First university-wide food drive begins April 13

PB&Joy aims to collect food geared toward children

While warmer weather tends to lift the campus spirits, for some 135,000 St. Louis-area children, summer spells hunger.

This year, for the first time, all Washington University in St. Louis campuses will join forces for the PB&Joy Food Drive.

The food roundup, which begins Wednesday, April 13, and runs through Sunday, April 24, aims to feed area children — enough to fill Busch Stadium three times — who are at risk of hunger this summer when there’s no school or free lunch and breakfast.

“The impact we can make on summer food availability is just huge,” says LuAnn Oros, community consultant on hunger and homelessness in the Community Service Office.

The Gephardt Institute’s Community Service office is coordinating a team of more than 35 students, staff and faculty who are bringing this large-scale effort to the WUSTL community.

Because of the recession and high unemployment, middle-class residents are the fastest growing group suffering from “food insecurity,” which means not knowing where the next meal will come from, Oros says. Operation Food Search, which supplies more than 200 food pantries in the metro area and feeds 100,000 people a month, is hard pressed to meet the need, which is up by 20 percent over the last several years.

“If you have the choice of paying a utility bill or buying food, food is questionable,” Oros says. “The food stamp and Women, Infants and Children programs are good, but they don’t fully meet the needs of a family. You still have to supplement with eating at a soup kitchen or a food pantry.”

In fact, Missouri is one of the top five states (with Arkansas, Texas, Arizona and Mississippi) with the highest rate of food-insecure children under age 18, according to the Food Research and Action Center. Food stamps alone only provide about $25 worth of food a week per person.

In her previous position as associate director of The Bridge, a drop-in center for the hungry and homeless, Oros recalled the impact of providing a meal to a young couple and their four children. The parents had lost their jobs within a week of each other and had become homeless.

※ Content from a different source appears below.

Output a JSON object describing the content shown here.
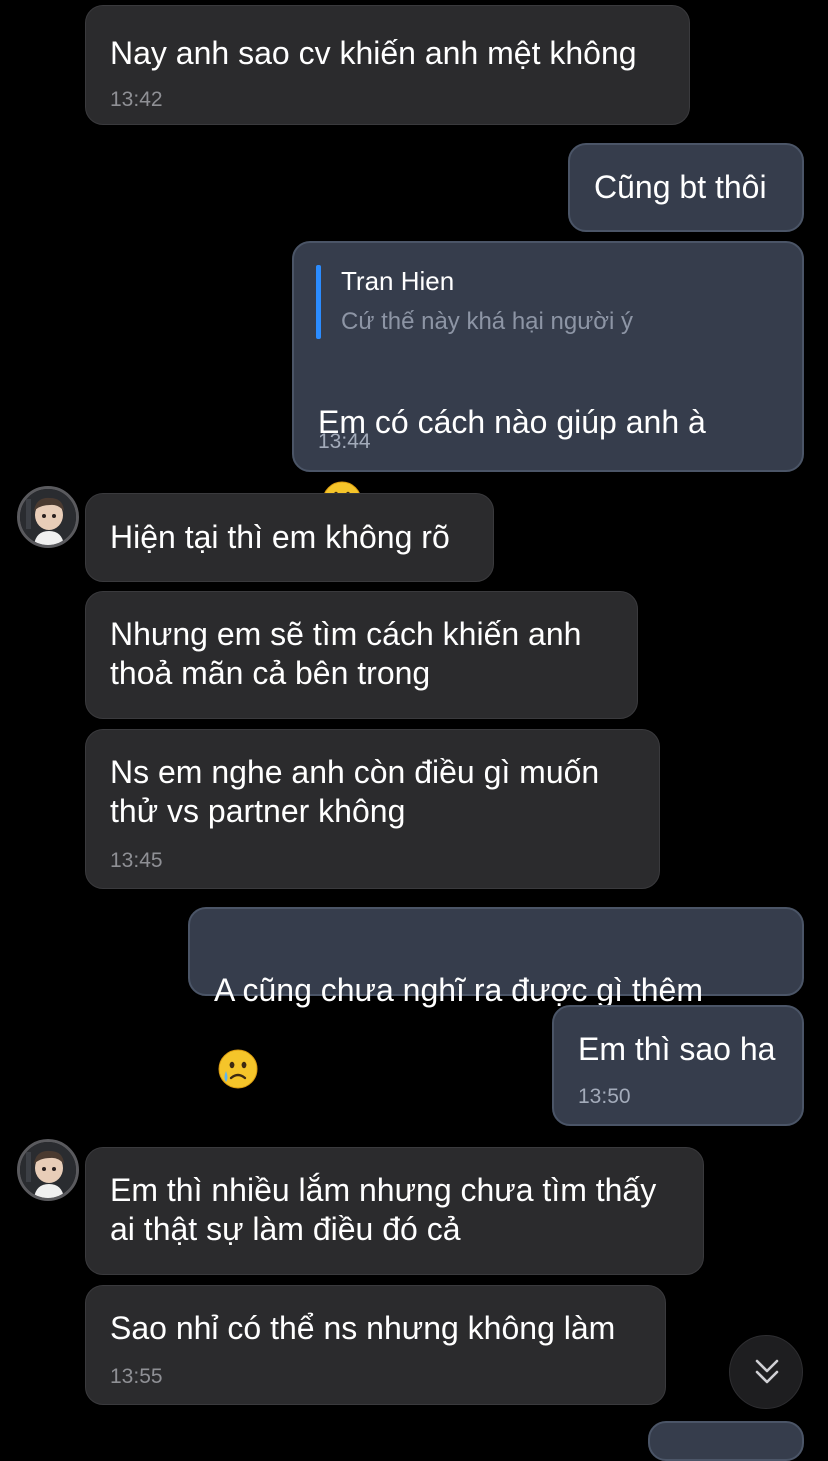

“When they finally found us, the family hadn’t had a meal together in quite a while. They were eating out of cans, whatever they could get their hands on,” she says.

“Just having a regular dinner time together was huge, but their being able to give the kids something as simple as a box of raisins was a treat. When they got a food specifically for a child, it was really special.”

That’s one of the motivations behind PB&Joy. The food drive is aimed at collecting foods that children will most enjoy, but that also are healthful such as peanut butter and jelly, granola bars, applesauce cups and tuna.

A list of preferred items is available at fooddrive.wustl.edu. No glass containers or perishables are allowed.

Students who want to donate kid-friendly foods can purchase them on their meal card or campus card at Bon Appetit’s Paws & Go Market on the South 40 or Millbrook Market in the Village.

Donations can be dropped off at any one of the 83 donation bins on the West, North, Medical and Danforth campuses. (For a full list of donation locations, visit fooddrive.wustl.edu.)

Students, faculty and staff are encouraged to donate food to the bins, or make a cash donation to Operation Food Search. OFS has a virtual donation page on the university food drive web page that allows donors to purchase bulk foods such as a soup or a family meal bag for $5, $10 or $25.

A cash donation actually goes further, Oros says, because OFS can buy more food in bulk and fill in gaps with the food it needs most.

Oros is confident that the WUSTL community will be generous for this first-ever university-wide food drive because of a demonstrated commitment to feeding the homeless through Campus Kitchen and the Alberti Program, as well as the work students do with many of the area’s needy children.

“Donating isn’t just a nice thing to do,” she says. “Hungry children can’t concentrate, have behavior problems and tend to do poorly in school, putting them at risk of failure that will affect their rest of their lives. We have the tools to break that cycle, and we must use them.”